One of the difficulties of living in what one might call a smart street relates to houses such as the one opposite me that has been bought by a foreign couple. I am told that they are Russian, but I have absolutely no proof of that. Apparently, when Russians buy houses in London, the one thing they really enjoy is digging down-I am not entirely sure why. Anyway, the builders appeared and they dug and they dug. In our street, the basement goes under not only the pavement but the street. I have no idea how far they dug, but the result was that both houses on either side virtually collapsed into the hole, causing enormous inconvenience. The neighbours were virtually powerless to do anything about it, and that is the issue that has been brought up by my noble friend Lord Selsdon and why this is important. The result on our street was that the pavement has been blocked and a number of skips have been sitting outside the house for more than two years. Workmen come and go but nothing seems to happen. I understand that this happens in quite a number of streets in London.
I am not against all forms of development. Indeed, my flat originally included what must have been the coal bunker that went under the street. It is a useful place for storage and I am delighted to have it. However, development must be regulated and it is an issue that affects not only London but outside, as my noble friend Lord Caithness said. While I am referring to London, I should say that I am delighted that the noble Baroness, Lady Hanham, is to respond to the debate because her experience in local government, particularly in Kensington and Chelsea, will enormously useful.

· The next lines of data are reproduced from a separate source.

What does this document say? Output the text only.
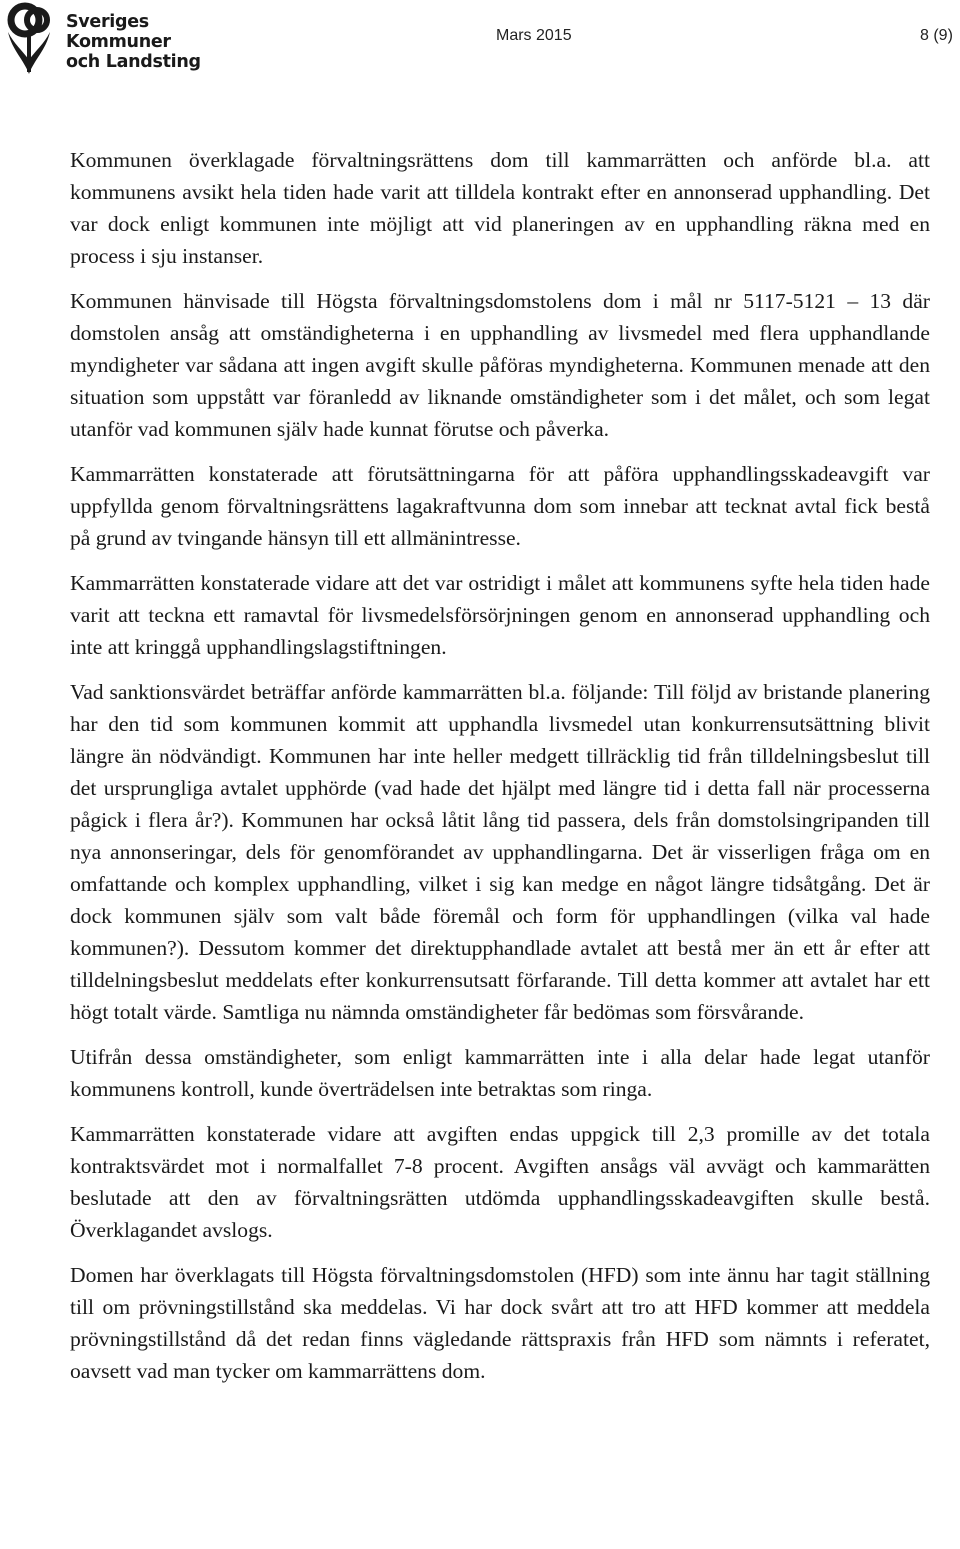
Sveriges
Kommuner
och Landsting
Mars 2015	8 (9)

Kommunen överklagade förvaltningsrättens dom till kammarrätten och anförde bl.a. att kommunens avsikt hela tiden hade varit att tilldela kontrakt efter en annonserad upphandling. Det var dock enligt kommunen inte möjligt att vid planeringen av en upphandling räkna med en process i sju instanser.

Kommunen hänvisade till Högsta förvaltningsdomstolens dom i mål nr 5117-5121 – 13 där domstolen ansåg att omständigheterna i en upphandling av livsmedel med flera upphandlande myndigheter var sådana att ingen avgift skulle påföras myndigheterna. Kommunen menade att den situation som uppstått var föranledd av liknande omständigheter som i det målet, och som legat utanför vad kommunen själv hade kunnat förutse och påverka.

Kammarrätten konstaterade att förutsättningarna för att påföra upphandlingsskadeavgift var uppfyllda genom förvaltningsrättens lagakraftvunna dom som innebar att tecknat avtal fick bestå på grund av tvingande hänsyn till ett allmänintresse.

Kammarrätten konstaterade vidare att det var ostridigt i målet att kommunens syfte hela tiden hade varit att teckna ett ramavtal för livsmedelsförsörjningen genom en annonserad upphandling och inte att kringgå upphandlingslagstiftningen.

Vad sanktionsvärdet beträffar anförde kammarrätten bl.a. följande: Till följd av bristande planering har den tid som kommunen kommit att upphandla livsmedel utan konkurrensutsättning blivit längre än nödvändigt. Kommunen har inte heller medgett tillräcklig tid från tilldelningsbeslut till det ursprungliga avtalet upphörde (vad hade det hjälpt med längre tid i detta fall när processerna pågick i flera år?). Kommunen har också låtit lång tid passera, dels från domstolsingripanden till nya annonseringar, dels för genomförandet av upphandlingarna. Det är visserligen fråga om en omfattande och komplex upphandling, vilket i sig kan medge en något längre tidsåtgång. Det är dock kommunen själv som valt både föremål och form för upphandlingen (vilka val hade kommunen?). Dessutom kommer det direktupphandlade avtalet att bestå mer än ett år efter att tilldelningsbeslut meddelats efter konkurrensutsatt förfarande. Till detta kommer att avtalet har ett högt totalt värde. Samtliga nu nämnda omständigheter får bedömas som försvårande.

Utifrån dessa omständigheter, som enligt kammarrätten inte i alla delar hade legat utanför kommunens kontroll, kunde överträdelsen inte betraktas som ringa.

Kammarrätten konstaterade vidare att avgiften endas uppgick till 2,3 promille av det totala kontraktsvärdet mot i normalfallet 7-8 procent. Avgiften ansågs väl avvägt och kammarätten beslutade att den av förvaltningsrätten utdömda upphandlingsskadeavgiften skulle bestå. Överklagandet avslogs.

Domen har överklagats till Högsta förvaltningsdomstolen (HFD) som inte ännu har tagit ställning till om prövningstillstånd ska meddelas. Vi har dock svårt att tro att HFD kommer att meddela prövningstillstånd då det redan finns vägledande rättspraxis från HFD som nämnts i referatet, oavsett vad man tycker om kammarrättens dom.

My noble friend Lord Selsdon said that basement development was often for building garages. However, the Bill refers to additional accommodation. I do not know whether that covers a garage, but perhaps he can tell us when he responds. Equally, I am unclear how far one can dig down without needing planning permission, or how much further one can go. I understand that in a number of developments in London enormous spaces have been excavated, lifts have been installed and the developments go down three or four floors. That would involve digging rather more than the three or four metres suggested by my noble friend.
The real issue here is liability and the nuisance to neighbours. In London we have complicated arrangements. Some houses are owned by freeholders, some are leasehold and have landlords, and the particular issue in our street is that the liability seems to fall somewhere between the landlord, the leaseholder and various people in between. No one is clear who is responsible and accountable. If such developments are to continue, part of this process must involve an adequate and watertight insurance policy whereby neighbours can get some form of compensation should disaster strike. It is clear that the further down you dig, the larger the risk. These accidents often happen entirely unintentionally and it is not necessarily the fault of the builder, the architect or anyone else. You dig down and you do not know what you will find. There ought to be some way of making sure that when the holes are dug not everyone "does a runner", leaving no one responsible for tidying up the mess. Some form of insurance or similar provision is vital, and I hope that my noble friend will address that issue.
I am making only a brief contribution, and I have been prompted to do so by my neighbours, so I have no interest to declare. However, this is an important issue and I am delighted that my noble friend has introduced the Bill.